If EPA insists on counting the angels on the head of a pin, it needs to do so on every pin and that includes the indirect impacts of petroleum production and use. All of our energy choices come with trade-offs, whether we're talking about, oil, coal, natural gas, nuclear, hydro, solar, wind or biofuels. By focusing solely on the impacts of biofuels, however, the EPA has created a shell game only petroleum can win. This is both bad science and bad public policy. Clearly, the EPA is going in the wrong direction and must revisit its proposed rule, make its methodologies and calculations transparent, and redraft a program that is fair and workable for all parties. EPA's current version fails on all counts.

To learn more about the shortcomings in EPA's proposed and to comment before the September 25 deadline, visit Choose Ethanol's website.

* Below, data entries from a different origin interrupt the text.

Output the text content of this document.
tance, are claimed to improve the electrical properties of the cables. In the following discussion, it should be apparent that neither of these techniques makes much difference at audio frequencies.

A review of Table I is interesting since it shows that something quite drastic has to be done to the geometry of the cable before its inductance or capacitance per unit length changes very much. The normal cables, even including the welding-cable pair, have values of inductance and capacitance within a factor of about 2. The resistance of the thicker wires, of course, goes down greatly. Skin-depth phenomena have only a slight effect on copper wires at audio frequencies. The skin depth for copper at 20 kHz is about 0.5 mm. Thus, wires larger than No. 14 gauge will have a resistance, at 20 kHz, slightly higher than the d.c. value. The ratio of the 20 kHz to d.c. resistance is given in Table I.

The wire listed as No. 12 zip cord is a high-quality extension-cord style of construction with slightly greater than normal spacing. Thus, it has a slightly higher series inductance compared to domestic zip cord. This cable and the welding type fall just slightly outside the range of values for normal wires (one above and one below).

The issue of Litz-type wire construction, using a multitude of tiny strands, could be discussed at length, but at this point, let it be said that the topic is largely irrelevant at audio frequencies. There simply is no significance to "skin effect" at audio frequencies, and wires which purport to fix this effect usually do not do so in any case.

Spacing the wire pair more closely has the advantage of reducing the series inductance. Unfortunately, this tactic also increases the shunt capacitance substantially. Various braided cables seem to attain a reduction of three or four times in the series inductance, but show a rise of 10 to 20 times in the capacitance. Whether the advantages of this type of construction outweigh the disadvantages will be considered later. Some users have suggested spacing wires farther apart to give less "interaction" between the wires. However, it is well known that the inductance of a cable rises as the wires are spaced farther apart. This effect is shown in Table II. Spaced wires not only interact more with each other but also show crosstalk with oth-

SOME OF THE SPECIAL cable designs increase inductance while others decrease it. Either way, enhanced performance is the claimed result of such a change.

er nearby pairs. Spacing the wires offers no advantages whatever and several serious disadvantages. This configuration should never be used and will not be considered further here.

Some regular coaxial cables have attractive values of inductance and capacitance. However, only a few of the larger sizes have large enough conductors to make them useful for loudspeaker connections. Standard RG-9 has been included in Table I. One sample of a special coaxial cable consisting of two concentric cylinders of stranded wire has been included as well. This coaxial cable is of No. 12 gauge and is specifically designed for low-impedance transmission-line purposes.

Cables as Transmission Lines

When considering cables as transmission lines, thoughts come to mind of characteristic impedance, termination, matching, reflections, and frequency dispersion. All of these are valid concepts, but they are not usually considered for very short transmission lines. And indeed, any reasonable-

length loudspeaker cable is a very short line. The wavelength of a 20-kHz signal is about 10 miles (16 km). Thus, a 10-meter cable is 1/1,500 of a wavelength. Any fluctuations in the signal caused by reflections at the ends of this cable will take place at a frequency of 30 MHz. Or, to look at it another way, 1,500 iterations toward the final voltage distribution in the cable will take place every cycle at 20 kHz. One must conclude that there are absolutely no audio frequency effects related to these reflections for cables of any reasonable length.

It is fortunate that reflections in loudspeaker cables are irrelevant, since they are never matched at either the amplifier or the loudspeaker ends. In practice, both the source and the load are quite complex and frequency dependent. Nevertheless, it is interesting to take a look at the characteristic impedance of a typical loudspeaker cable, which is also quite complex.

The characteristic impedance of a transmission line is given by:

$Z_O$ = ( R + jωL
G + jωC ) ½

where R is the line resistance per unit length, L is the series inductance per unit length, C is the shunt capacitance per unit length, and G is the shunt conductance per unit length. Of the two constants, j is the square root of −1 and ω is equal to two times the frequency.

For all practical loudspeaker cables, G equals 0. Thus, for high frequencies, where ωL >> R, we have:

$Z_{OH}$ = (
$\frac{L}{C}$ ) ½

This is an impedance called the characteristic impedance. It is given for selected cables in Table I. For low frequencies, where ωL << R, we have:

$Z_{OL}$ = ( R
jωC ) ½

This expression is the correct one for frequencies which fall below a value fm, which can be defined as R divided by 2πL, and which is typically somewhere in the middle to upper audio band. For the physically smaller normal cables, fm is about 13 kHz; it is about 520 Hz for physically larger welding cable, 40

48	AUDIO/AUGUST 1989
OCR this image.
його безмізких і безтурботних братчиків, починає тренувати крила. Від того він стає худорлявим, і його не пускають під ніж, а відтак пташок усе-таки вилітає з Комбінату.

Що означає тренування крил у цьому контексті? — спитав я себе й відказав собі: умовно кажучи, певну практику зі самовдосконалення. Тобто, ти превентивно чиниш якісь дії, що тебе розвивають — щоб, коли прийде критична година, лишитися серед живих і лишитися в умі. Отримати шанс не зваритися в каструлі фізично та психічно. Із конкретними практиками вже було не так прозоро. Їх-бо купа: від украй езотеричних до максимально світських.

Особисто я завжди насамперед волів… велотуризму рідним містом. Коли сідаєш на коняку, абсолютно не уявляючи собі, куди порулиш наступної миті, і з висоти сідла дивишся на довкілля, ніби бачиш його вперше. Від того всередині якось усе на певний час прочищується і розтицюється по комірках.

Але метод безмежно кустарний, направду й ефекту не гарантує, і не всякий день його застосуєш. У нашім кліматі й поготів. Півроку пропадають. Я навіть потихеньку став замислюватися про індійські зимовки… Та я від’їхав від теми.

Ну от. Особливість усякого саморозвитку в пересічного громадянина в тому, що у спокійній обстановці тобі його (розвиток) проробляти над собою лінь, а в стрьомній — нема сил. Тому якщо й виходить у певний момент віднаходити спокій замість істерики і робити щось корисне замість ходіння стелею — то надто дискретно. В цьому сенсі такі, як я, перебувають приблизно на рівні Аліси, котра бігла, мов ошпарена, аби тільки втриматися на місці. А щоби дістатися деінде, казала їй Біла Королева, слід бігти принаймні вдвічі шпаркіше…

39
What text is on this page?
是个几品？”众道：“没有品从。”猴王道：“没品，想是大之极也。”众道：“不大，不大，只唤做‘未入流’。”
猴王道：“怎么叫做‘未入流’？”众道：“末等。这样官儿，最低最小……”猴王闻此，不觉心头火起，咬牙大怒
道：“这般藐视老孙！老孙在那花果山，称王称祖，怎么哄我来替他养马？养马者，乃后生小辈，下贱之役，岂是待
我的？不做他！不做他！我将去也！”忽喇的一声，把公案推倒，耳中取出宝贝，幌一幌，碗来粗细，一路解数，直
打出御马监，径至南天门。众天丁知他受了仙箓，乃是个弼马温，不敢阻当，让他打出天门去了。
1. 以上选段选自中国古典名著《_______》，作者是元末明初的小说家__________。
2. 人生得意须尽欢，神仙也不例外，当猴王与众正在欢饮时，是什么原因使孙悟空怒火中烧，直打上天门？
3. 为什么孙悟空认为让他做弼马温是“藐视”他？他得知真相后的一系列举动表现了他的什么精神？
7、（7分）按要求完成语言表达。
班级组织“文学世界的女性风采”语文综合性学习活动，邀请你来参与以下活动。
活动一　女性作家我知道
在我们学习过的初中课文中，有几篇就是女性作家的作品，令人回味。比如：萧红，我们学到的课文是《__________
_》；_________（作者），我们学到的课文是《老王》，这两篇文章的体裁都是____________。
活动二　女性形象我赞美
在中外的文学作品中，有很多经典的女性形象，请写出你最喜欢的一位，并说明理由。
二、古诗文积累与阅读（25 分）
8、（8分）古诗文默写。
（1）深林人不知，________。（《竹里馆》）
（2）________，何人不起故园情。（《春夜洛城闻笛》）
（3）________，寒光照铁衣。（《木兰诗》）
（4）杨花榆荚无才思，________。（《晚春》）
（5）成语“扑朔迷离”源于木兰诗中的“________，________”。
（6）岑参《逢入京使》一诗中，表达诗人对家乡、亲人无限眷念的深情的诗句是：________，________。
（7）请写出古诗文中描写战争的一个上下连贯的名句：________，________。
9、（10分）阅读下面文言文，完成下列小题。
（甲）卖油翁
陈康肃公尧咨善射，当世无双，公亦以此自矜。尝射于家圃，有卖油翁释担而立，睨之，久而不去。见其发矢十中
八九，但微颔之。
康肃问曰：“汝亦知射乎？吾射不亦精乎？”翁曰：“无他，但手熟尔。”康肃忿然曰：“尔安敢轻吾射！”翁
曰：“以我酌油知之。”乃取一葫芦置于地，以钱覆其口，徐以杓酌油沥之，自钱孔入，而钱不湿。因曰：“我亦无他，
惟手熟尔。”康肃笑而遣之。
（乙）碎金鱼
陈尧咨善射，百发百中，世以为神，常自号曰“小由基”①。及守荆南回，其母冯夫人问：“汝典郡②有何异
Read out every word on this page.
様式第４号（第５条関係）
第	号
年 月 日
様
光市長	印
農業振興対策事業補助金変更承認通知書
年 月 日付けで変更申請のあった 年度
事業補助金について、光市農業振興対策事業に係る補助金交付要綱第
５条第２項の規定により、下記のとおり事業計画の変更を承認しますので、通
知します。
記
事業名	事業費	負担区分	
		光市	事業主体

Recently, a report from the U.S. Department of Agriculture predicted American farmers would produce record corn yields per acre and possibly a record corn crop - all on fewer acres than just 15 years. Such advancements in productivity not only underscore the fallacy of EPA's assumptions about land use change, but also point to the potential for agriculture in other parts of the world to become more productive.

No credible research can conclude that ethanol production in the U.S. is the driving force behind deforestation and other land use changes in other sovereign nations. American farmers can produce enough food and feed to meet our needs while simultaneously helping end our addiction to oil. EPA, Congress and other regulators need to recognize and help foster this productivity, not stand in its way.